Об образе Божием Иустин Философ не богословствует; он только мимоходом упоминает, что Адам есть "тот образ, который Бог сотворил, и он был обителью дыхания Божия."

Немало внимания посвящено им вопросу о богопознании. Душа имеет способность богопознания. Бога и человека нельзя познать так же, как мы можем знать музыку, арифметику, астрономию и т. под. "Божество не может быть видимо глазами как прочие живые существа; Оно может быть постигнуто только умом, как говорит Платон."

Однако, познание это связано с особыми нравственными требованиями. "Око ума таково и для того дано нам, чтобы мы могли посредством него, когда оно чисто, созерцать то истинно сущее, которое есть источник всего того, что постигается умом, которое не имеет ни цвета, ни формы, ни величины, ни другого чего-нибудь видимого глазом, но есть существо тожественное себе, высшее всякой сущности, неизреченное, единое прекрасное и благое, внезапно проявляющееся в благородных душах по причине их родства и желания видеть Его." "Мы можем умом нашим постигать Божество и через то уже блаженствовать," так как душа наша "божественна и бессмертна и есть часть того верховного Ума."

И хотя св. Иустин в своем Диалоге утверждает, что души у всех живых существ одинаковы, но дар богопознания сообщен не всем. Не только животные бессловесные лишены этого дара, но и из людей немногие видят Бога, а только те, которые жили праведно и сделались чисты через праведность и всякую добродетель.

На этих отрывочных мыслях, однако, не построить сколько-нибудь удовлетворительную гносеологию.

Иустин Философ, кроме того, поставил, но не развил интересную тему: "Что мы сотворены в начале, это было не наше дело; но чтобы мы избирали следовать тому, что Ему приятно, Он посредством дарованных нам разумных способностей убеждает нас и ведет к вере." В этих словах заключена мучительная проблема свободы человека. Не по своей воле, не свободно, но человек должен был принять свою свободу. Это является одним из самых острых противоречий в антропологии.

Эсхатология.

О суде над умершими апологет учит очень ясно.
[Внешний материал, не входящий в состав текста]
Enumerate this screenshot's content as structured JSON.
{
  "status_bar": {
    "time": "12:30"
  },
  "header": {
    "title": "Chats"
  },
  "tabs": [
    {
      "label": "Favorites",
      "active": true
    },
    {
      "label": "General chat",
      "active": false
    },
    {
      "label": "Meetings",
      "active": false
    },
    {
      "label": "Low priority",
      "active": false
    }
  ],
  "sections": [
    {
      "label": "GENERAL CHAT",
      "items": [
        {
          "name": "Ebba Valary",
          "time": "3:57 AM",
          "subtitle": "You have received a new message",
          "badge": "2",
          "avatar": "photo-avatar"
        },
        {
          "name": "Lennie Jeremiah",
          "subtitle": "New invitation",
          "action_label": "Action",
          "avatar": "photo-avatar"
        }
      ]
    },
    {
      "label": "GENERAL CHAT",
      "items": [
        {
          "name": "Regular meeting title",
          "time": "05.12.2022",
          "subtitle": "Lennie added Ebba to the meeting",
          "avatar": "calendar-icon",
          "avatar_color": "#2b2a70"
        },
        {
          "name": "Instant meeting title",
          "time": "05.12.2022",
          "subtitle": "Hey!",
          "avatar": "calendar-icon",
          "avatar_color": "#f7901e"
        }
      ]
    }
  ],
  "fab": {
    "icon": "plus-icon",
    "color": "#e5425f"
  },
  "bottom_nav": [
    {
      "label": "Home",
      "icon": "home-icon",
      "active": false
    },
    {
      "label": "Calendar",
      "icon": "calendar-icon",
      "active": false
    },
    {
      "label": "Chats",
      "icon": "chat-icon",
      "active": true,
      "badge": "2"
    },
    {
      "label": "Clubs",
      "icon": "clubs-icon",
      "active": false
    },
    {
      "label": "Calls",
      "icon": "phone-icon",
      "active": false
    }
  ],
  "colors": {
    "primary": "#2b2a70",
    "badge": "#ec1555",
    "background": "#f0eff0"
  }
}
Он указывает на пришествие Христа: "первое, когда старцы иудейские и священники вывели Его, как козла отпущенного, наложили на Него руки и умертвили, и второе, когда вы на том же месте Иерусалима узнаете Того, Кого вы обесчестили и Который был приношением за всех грешников" (Диал. 40). "Возвещено два пришествия Христа: одно, в котором Он представляется как Страдалец, бесславный, обесчещенный и распятый, и другое, в котором Он со славой придет с неба, когда человек отступления, говорящий гордые слова даже на Всевышнего, дерзнет на беззаконные дела на земле против христиан" (Диал. 110). "Пророки предсказали два пришествия Христова: одно, уже бывшее в виде человека неславного и страждущего, и другое, когда Он, как возвещено, со славой придет с Неба, окруженный Своим ангельским воинством, и когда Он воскресит тела всех бывших людей; и тела достойных Он облечет в нетление, а тела нечестивых, способных вечно чувствовать, пошлет вместе со злыми демонами в вечный огонь" (1 Апол. 52). О том же втором пришествии во славе и на небесных облаках говорит он и в Диал. 14, 31, 49, 52. Христиане ожидают это второе и славное пришествие. "Между тем времена приближаются к концу и уже стоит при дверях тот, кто на Всевышнего будет произносить хульные и дерзкие слова" (Диал. 32). Но евреи не поняли слов пророчества, ни самого пришествия Христа, страдающего, бесславного, обесчещенного. Они все еще ждут Его пришествия первого, тогда как христиане ожидают второго" (Диал. 110).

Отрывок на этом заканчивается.